***En su ambicioso sueño de convertirse en alcalde de Matamoros, Salvador Treviño, el que roba en la Agencia Ambiental, anda haciendo amarres con la iglesia Católica, para que ésta lo apoye y obtenga la candidatura del PRI a la alcaldía
MATAMOROS, Tam.- Tener alguna creencia, profesar una religión y mantener una fe, es algo privado e íntimo de cada ser humano. Igual y pueden existir personas que no tengan este tipo de normas o conductas.
Sólo que llama la atención, que el titular de la Agencia Ambiental, Salvador Treviño, acaba de enviar un costoso obsequio y hasta con accesorio, al obispo de Matamoros. Se dice que esto lo hizo después de una confesión que hizo y que para la expiación de sus culpas, la penitencia fue el obsequio.
Claro que en la “confesión” fue incluido su deseo por ser el próximo alcalde de Matamoros y que la expiación de sus culpas, más bien fueron amarres políticos entre el alto prelado del catolicismo fronterizo y Salvador “El Soñador” Treviño.
Decía Jesús, cuando pisó la tierra: “nadie va al padre si no es por mí”. Y en este tenor, Salvador Treviño sabe muy bien que nadie es alcalde de Matamoros si no cuenta con tres de las dos “bendiciones” que se necesitan. La primera bendición sale del Palacio de Gobierno, la segunda de la gente que vive a la sombra de la legalidad y la tercera es la de la Iglesia Católica.
Así que Salvador Treviño presume a propios y a extraños que cuenta con al menos dos de tres bendiciones. Y pregona mucho más que una de estas dos sólo le costó un coche.

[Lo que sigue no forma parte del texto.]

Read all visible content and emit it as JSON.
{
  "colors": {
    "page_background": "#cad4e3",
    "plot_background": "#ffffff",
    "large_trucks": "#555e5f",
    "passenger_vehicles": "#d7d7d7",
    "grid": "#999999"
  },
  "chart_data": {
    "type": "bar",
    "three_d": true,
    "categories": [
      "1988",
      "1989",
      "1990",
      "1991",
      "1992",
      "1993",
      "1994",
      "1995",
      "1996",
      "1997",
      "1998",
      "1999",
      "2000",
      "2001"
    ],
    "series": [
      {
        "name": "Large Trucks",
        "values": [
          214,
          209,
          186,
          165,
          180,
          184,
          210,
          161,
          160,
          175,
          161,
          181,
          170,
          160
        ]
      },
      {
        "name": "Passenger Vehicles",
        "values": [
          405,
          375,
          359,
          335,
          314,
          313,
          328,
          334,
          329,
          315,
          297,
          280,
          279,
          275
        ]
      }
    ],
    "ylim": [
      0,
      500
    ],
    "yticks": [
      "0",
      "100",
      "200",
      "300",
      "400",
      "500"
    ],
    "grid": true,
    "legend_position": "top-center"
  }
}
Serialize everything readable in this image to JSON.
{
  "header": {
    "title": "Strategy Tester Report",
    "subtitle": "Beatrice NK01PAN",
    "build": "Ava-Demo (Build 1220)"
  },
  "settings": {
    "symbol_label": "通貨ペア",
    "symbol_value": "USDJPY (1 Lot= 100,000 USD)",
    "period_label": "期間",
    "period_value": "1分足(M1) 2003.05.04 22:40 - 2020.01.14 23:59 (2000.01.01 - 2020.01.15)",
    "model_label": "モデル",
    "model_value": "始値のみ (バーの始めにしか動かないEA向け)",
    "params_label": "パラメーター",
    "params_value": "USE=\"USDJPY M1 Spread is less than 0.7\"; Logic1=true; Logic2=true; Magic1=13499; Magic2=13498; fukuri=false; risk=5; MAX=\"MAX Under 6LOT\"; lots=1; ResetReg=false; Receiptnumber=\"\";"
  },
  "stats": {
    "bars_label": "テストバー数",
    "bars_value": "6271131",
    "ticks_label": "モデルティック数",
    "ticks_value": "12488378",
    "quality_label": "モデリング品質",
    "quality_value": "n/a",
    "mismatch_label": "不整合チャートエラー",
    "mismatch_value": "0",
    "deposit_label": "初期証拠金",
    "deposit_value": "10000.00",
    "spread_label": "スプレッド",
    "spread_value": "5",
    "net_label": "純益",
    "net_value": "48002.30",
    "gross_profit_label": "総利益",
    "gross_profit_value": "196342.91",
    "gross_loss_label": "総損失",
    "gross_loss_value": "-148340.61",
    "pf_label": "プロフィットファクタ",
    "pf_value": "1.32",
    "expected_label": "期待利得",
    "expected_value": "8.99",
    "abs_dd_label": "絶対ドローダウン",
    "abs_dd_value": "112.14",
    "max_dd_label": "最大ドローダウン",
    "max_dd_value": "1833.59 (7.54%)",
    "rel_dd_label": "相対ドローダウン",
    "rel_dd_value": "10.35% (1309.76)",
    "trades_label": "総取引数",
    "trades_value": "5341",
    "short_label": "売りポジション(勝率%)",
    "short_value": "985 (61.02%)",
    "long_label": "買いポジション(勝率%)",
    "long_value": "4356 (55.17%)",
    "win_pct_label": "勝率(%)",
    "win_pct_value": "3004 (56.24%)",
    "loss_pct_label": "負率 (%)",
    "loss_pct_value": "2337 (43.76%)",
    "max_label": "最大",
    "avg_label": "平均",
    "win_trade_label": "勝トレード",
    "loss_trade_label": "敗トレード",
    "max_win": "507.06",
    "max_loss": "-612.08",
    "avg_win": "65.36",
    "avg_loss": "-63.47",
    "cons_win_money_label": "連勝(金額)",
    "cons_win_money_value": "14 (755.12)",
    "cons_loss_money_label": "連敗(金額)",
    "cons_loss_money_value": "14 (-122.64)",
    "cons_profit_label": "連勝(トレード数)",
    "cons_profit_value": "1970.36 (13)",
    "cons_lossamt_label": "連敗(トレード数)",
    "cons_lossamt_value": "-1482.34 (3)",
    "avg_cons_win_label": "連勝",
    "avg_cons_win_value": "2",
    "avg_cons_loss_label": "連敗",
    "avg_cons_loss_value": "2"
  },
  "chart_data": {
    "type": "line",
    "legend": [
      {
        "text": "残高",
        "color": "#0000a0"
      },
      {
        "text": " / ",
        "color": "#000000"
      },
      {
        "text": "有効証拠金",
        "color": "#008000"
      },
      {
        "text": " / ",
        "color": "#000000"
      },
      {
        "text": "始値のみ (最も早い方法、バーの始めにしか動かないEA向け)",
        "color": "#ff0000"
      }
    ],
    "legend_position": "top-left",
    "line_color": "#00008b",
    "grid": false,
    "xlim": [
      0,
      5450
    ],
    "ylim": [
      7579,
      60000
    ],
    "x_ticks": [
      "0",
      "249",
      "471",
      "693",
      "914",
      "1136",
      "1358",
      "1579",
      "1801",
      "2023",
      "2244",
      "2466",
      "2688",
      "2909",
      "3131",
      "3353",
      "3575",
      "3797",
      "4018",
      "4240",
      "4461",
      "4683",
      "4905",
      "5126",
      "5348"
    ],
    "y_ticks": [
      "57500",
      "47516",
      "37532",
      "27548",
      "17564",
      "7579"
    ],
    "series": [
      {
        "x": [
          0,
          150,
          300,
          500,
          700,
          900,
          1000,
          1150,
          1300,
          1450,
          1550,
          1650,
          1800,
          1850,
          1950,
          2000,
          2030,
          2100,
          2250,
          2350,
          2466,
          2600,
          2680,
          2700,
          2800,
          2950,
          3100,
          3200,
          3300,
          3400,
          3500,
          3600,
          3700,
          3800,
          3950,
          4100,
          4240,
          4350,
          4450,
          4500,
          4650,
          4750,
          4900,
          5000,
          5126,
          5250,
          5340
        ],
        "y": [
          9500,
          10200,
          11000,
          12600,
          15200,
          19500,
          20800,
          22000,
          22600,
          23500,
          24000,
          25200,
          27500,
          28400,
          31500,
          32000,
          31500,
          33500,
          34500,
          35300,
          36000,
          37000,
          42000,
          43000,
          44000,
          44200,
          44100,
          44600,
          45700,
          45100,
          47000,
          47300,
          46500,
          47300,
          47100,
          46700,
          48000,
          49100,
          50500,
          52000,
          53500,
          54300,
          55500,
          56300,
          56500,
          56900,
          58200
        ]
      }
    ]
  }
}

Pero para no despertar el recelo que los evangélicos o llamados protestantes, Salvador adquirió un lote de vetustos coches americanos, para obsequiar a los líderes religiosos de sectas religiosas como Pentecosteses, Mormones, Testigos de Jehová, Evangélicos, Cristianos y demás; pues Salvador ha entendido que este sector se convierte en ocasiones en el fiel de la balanza al momento de las definiciones…
Muchos se fueron con la finta de que Salvador buscaba asegurar un espacio en el Paraíso, cuando sea llamado a cuentas por el creador. Pero se olvidan que el único dios de Salvador es el dinero, así que no le importa ni el cielo ni el infierno.